Dozens of taxidermized animals and an abundance of ancient Egyptian artifacts filled the museum, located at 5810 Ferry St, in its early days while Barnett and later his son, Sydney, went on countless excursions to find new curiosities.

While there is no exact accounting of how many items the museum initially housed, by 1844, a more thorough inventory check show the facility had over 5000 items, including bipeds, quadrupeds, birds, fish, insects, reptiles, shells, minerals, and Native American curiosities.

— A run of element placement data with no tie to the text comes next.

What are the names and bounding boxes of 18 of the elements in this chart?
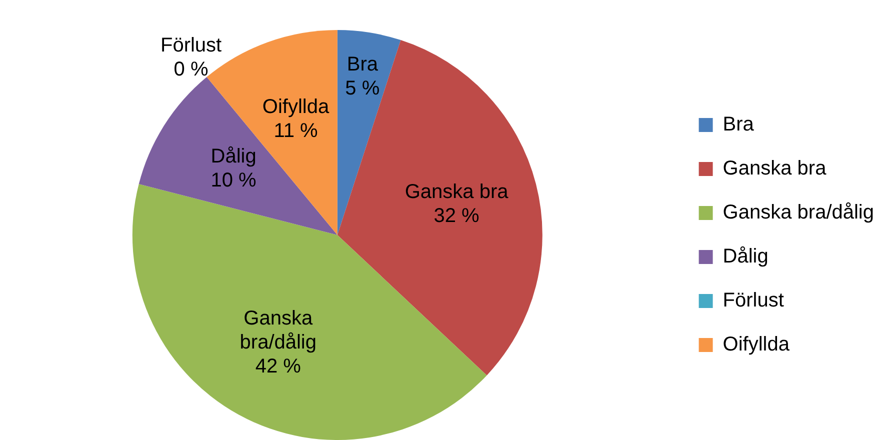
text: 0 % xyxy=(174,58,208,81)
legend-label: Ganska bra xyxy=(722,158,828,180)
legend-label: Bra xyxy=(722,114,755,136)
data-label: 42 % xyxy=(255,355,302,378)
data-label: 32 % xyxy=(434,204,480,227)
data-label: 11 % xyxy=(274,120,318,142)
legend-label: Oifyllda xyxy=(722,334,790,356)
legend-label: Dålig xyxy=(722,246,768,268)
slice-label: Ganska bra xyxy=(404,180,510,203)
data-label: 5 % xyxy=(345,78,380,100)
slice-label: Dålig xyxy=(210,146,256,168)
slice-label: Bra xyxy=(346,54,379,76)
data-label: 10 % xyxy=(210,170,257,192)
category-label: Förlust xyxy=(160,34,222,57)
slice-label: Oifyllda xyxy=(262,96,330,118)
legend-label: Förlust xyxy=(722,290,784,312)
slice-label: Ganska bra/dålig xyxy=(240,307,317,354)
legend-label: Ganska bra/dålig xyxy=(722,202,874,224)
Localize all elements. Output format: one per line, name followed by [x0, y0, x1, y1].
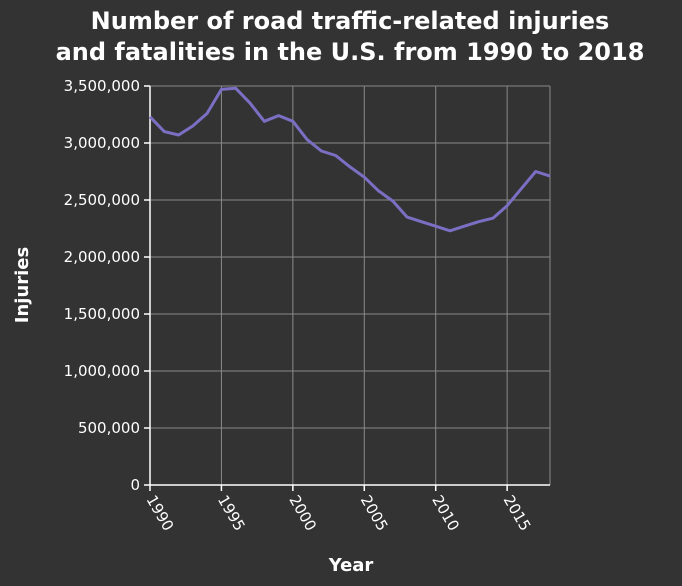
x-tick-label: 2010 — [428, 492, 463, 534]
y-axis-title: Injuries — [12, 247, 33, 323]
x-tick-label: 2015 — [500, 492, 535, 534]
x-tick-label: 2005 — [357, 492, 392, 534]
y-tick-label: 0 — [130, 476, 140, 494]
y-axis-ticks: 0 500,000 1,000,000 1,500,000 2,000,000 2,500… — [64, 77, 150, 494]
x-tick-label: 1990 — [143, 492, 178, 534]
y-tick-label: 2,000,000 — [64, 248, 140, 266]
x-tick-label: 1995 — [214, 492, 249, 534]
chart-gridlines — [149, 85, 551, 486]
y-tick-label: 3,000,000 — [64, 134, 140, 152]
y-tick-label: 1,000,000 — [64, 362, 140, 380]
chart-title-line-1: Number of road traffic-related injuries — [91, 7, 610, 35]
x-tick-label: 2000 — [285, 492, 320, 534]
chart-axes — [149, 86, 550, 486]
y-tick-label: 1,500,000 — [64, 305, 140, 323]
series-line-injuries — [148, 86, 551, 233]
x-axis-title: Year — [328, 555, 374, 576]
y-tick-label: 500,000 — [78, 419, 140, 437]
y-tick-label: 2,500,000 — [64, 191, 140, 209]
y-tick-label: 3,500,000 — [64, 77, 140, 95]
x-axis-ticks: 1990 1995 2000 2005 2010 2015 — [143, 485, 535, 534]
chart-title-line-2: and fatalities in the U.S. from 1990 to … — [56, 38, 645, 66]
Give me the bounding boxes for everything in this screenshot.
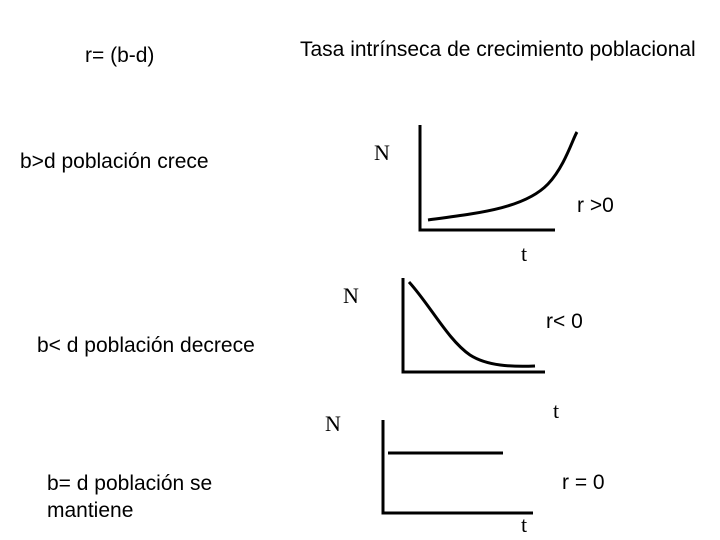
decline-curve <box>407 280 536 368</box>
decline-condition-label: b< d población decrece <box>37 334 255 357</box>
stable-graph: N r = 0 t <box>325 411 605 537</box>
stable-axes <box>381 420 533 515</box>
growth-x-label: t <box>521 241 527 266</box>
decline-r-label: r< 0 <box>546 310 583 333</box>
decline-y-label: N <box>343 283 359 308</box>
growth-graph: N r >0 t <box>374 125 614 266</box>
growth-curve <box>427 131 579 222</box>
decline-axes <box>401 278 545 374</box>
stable-r-label: r = 0 <box>562 471 605 494</box>
stable-condition-label: b= d población se mantiene <box>47 472 213 522</box>
growth-y-label: N <box>374 140 390 165</box>
growth-axes <box>418 125 555 232</box>
growth-condition-label: b>d población crece <box>20 150 209 173</box>
formula-text: r= (b-d) <box>85 44 155 67</box>
decline-x-label: t <box>553 398 559 423</box>
growth-r-label: r >0 <box>577 194 614 217</box>
slide-title: Tasa intrínseca de crecimiento poblacion… <box>300 38 696 61</box>
stable-y-label: N <box>325 411 341 436</box>
decline-graph: N r< 0 t <box>343 278 583 423</box>
stable-x-label: t <box>521 512 527 537</box>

Given its location within steps of the Drummond Hill Cemetery, the scene of a key War of 1812 battle, there is a dedicated gallery to the territorial fight between Canada and the United States.

From the onset of the War, Niagara Falls was involved in the American invasion into the peninsula and was the scene of the Battle of Chippawa and the Battle of Lundy’s Lane. The collections of the Niagara Falls Museums contains many important artifacts related to the War of 1812.

Finally, let’s look at that Egyptian mummy and its unknown placement within the museum.

In 1999, a number of the museum’s Egyptian artifacts were sold to the Michael C. Carlos Museum at Emory University in Atlanta, Georgia, including an unidentified male mummy.

Through research and collaboration with medical experts at Emory University School of Medicine, museum scholars were able to identify the mummy as Pharaoh Ramesses I.

The university museum quickly returned the mummy to Egypt in 2003 as a gift of goodwill and international cultural cooperation whereupon it was placed in its own museum after having been missing from its country of origin for over 150 years.

According to reports online the Pharaoh Ramesses I mummy had been stolen from grave robbers and sold by Turkish vice-consular agent Mustapha Aga Ayat at Luxor to Dr. James Douglas who brought it to North America around 1860.

Douglas used to purchase Egyptian antiquities for his friend Sydney Barnett who then placed them in the Niagara Museum.

The mummy remained there, its identity unknown, for more than 140 years.


Thomas Barnett came to Niagara Falls during the 1820s.